Ele pode ser indicado por outros índices, como a taxa de criminalidade, o número
de mortes violentas por 100 mil habitantes, o IDH, a colocação do Brasil nos
rankings mundiais de qualidade da educação e outros índices que não causam
tanta sensação na mídia quanto o IPCA e o PIB. Trata-se de uma miopia típica da
sociedade de consumo, da qual os governantes brasileiros têm procurado tirar
vantagens eleitorais.
O que
os recentes distúrbios provocados pelas manifestações populares estão mostrando
é que há limites de tolerância para o mal-estar social decorrente da situação
miserável no fornecimento de bens públicos. Para esse problema, entretanto, não
há soluções definitivas que possam provir de pacotes econômicos ad hoc ou
estratégias de estabilização, como a do Plano Real. Trata-se de um problema
estrutural de ineficiências econômicas incrustradas na máquina estatal,
relacionadas não só à corrupção e às vicissitudes políticas, mas também a uma
administração pública incompetente e hipertrófica.
Portanto,
não basta uma reforma política, como a que está sendo cogitada. É preciso,
sobretudo, uma reforma do Estado.”
(JOSÉ MARIA
ALVES DA SILVA. Doutor em economia; professor (UFV), em artigo publicado no
jornal O TEMPO Belo Horizonte,
edição de 3 de agosto de 2013, caderno O.PINIÃO,
página 22).
Mais uma importante e oportuna contribuição para o
nosso trabalho de Mobilização para a
Cidadania e Qualidade vem de artigo publicado no mesmo veículo, edição de 21
de junho de 2013, caderno O.PINIÃO, página
26, de autoria de LEONARDO BOFF, que
é filósofo e teólogo, e que merece igualmente integral transcrição:
“Construção
do ser humano se realiza na sociedade, mas não só
Em 1845, Karl Marx
escreveu suas famosas 11 teses sobre Feuerbach, publicadas somente em 1888, por
Engels. Na sexta tese, Marx afirma algo verdadeiro, mas reducionista: “A
essência humana é o conjunto das relações sociais”. Efetivamente, não se pode
pensar a essência humana fora das relações sociais, mas ela é muito mais que
isso, pois resulta do conjunto de suas relações totais.
Descritivamente,
sem querer definir a essência humana, ela emerge como um nó de relações
voltadas para todas as direções. O ser humano se constrói à medida que ativa
esse complexo de relações. Sente em si uma pulsão infinita, embora encontre
somente objetivos finitos. Daí a sua permanente implenitude e insatisfação.
Não se
trata de um problema psicológico que um psicanalista ou um psiquiatra possa
curar. É sua marca distintiva, ontológica, e não um defeito. Mas, aceitando a
indicação de Marx, boa parte da construção do humano se realiza, efetivamente,
na sociedade. Daí a importância de considerarmos qual seja a formação social
que melhor cria as condições para o ser
humano poder desabrochar mais plenamente nas mais variadas relações. Sem
oferecer as devidas mediações, diria que a melhor formação social é a
democracia: comunitária, social, representativa, participativa, de baixo para
cima e que inclua todos.
Na
formulação de Boaventura de Souza Santos, a democracia deve ser um ser sem fim.

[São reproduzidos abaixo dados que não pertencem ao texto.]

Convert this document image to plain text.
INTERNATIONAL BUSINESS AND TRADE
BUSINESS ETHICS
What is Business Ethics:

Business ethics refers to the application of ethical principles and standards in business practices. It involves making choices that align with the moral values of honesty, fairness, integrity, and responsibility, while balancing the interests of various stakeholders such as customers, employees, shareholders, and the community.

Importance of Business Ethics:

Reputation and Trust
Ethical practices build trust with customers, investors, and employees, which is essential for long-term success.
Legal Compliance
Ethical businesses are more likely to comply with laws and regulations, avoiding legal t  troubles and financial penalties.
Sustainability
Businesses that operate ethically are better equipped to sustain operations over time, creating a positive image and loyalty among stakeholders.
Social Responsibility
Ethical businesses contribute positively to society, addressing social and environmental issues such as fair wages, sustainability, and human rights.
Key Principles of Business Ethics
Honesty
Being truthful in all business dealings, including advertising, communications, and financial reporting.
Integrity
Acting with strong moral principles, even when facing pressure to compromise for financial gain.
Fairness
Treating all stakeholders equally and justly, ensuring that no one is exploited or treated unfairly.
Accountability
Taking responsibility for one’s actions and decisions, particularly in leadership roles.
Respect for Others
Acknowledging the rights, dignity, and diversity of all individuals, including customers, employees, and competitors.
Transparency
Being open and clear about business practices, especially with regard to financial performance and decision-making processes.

Como numa mesa, vejo quatro pernas que sustentam uma democracia mínima e
verdadeira.
A
primeira perna reside na participação: o ser humano, inteligente e livre, não
quer ser apenas beneficiário de um processo, mas ator e participante. Só assim
se faz sujeito e cidadão. Essa participação deve vir de baixo para cima para
não excluir ninguém.
A
segunda perna consiste na igualdade. É a igualdade no reconhecimento da
dignidade de cada pessoa e no respeito a
seus direitos que sustenta a justiça social.
A
terceira perna é a diferença. Ela é dada pela natureza. Cada ser, especialmente
o ser humano, é diferente. São as diferenças que nos revelam que podemos ser
humanos de muitas formas, todas elas humanas e, por isso, merecedoras de
respeito e de acolhida.
A
quarta perna se dá na comunhão. Aqui aparece a espiritualidade como aquela
dimensão da consciência que nos faz sentir parte de um Todo e como aquele
conjunto de valores intangíveis que dão sentido às nossas vidas pessoal e
social e também a todo o universo.
Essas
quatro pernas vêm sempre juntas e equilibram a mesa – sustentam uma democracia
real. Esta nos educa para sermos coautores da construção do bem comum. Em nome
dela, aprendemos a limitar nossos desejos por amor à satisfação dos desejos
coletivos.
Essa
mesa de quatro pernas não existiria se não estivesse apoiada no chão e na
terra. Assim, a democracia não seria completa se não incluísse a natureza, que
tudo possibilita. Ela fornece a base físico-química-ecológica que sustenta a
vida e a cada um de nós.
Pelo
fato de terem valor em si mesmo, independentemente do uso que fizermos dele,
todos os seres são portadores de direitos. Merecem continuar a existir, e a nós
cabe respeitá-los e entendê-los como concidadãos. Serão incluídos numa
democracia sem fim sociocósmica.
Esparramado
em todas essas dimensões, realiza-se o ser humano na história, num processo
ilimitado e sem fim.”
Eis, portanto, mais páginas contendo importantes,
incisivas e oportunas abordagens e reflexões que acenam, em meio à maior crise
de liderança de nossa história – que é de ética,
de moral, de princípios, de valores –, para a imperiosa e urgente necessidade de profundas mudanças em nossas estruturas
educacionais, governamentais, jurídicas,
políticas, sociais, culturais, econômicas, financeiras e ambientais, de modo
a promovermos a inserção do País no concerto das potências mundiais livres,
civilizadas, soberanas, democráticas e sustentavelmente desenvolvidas...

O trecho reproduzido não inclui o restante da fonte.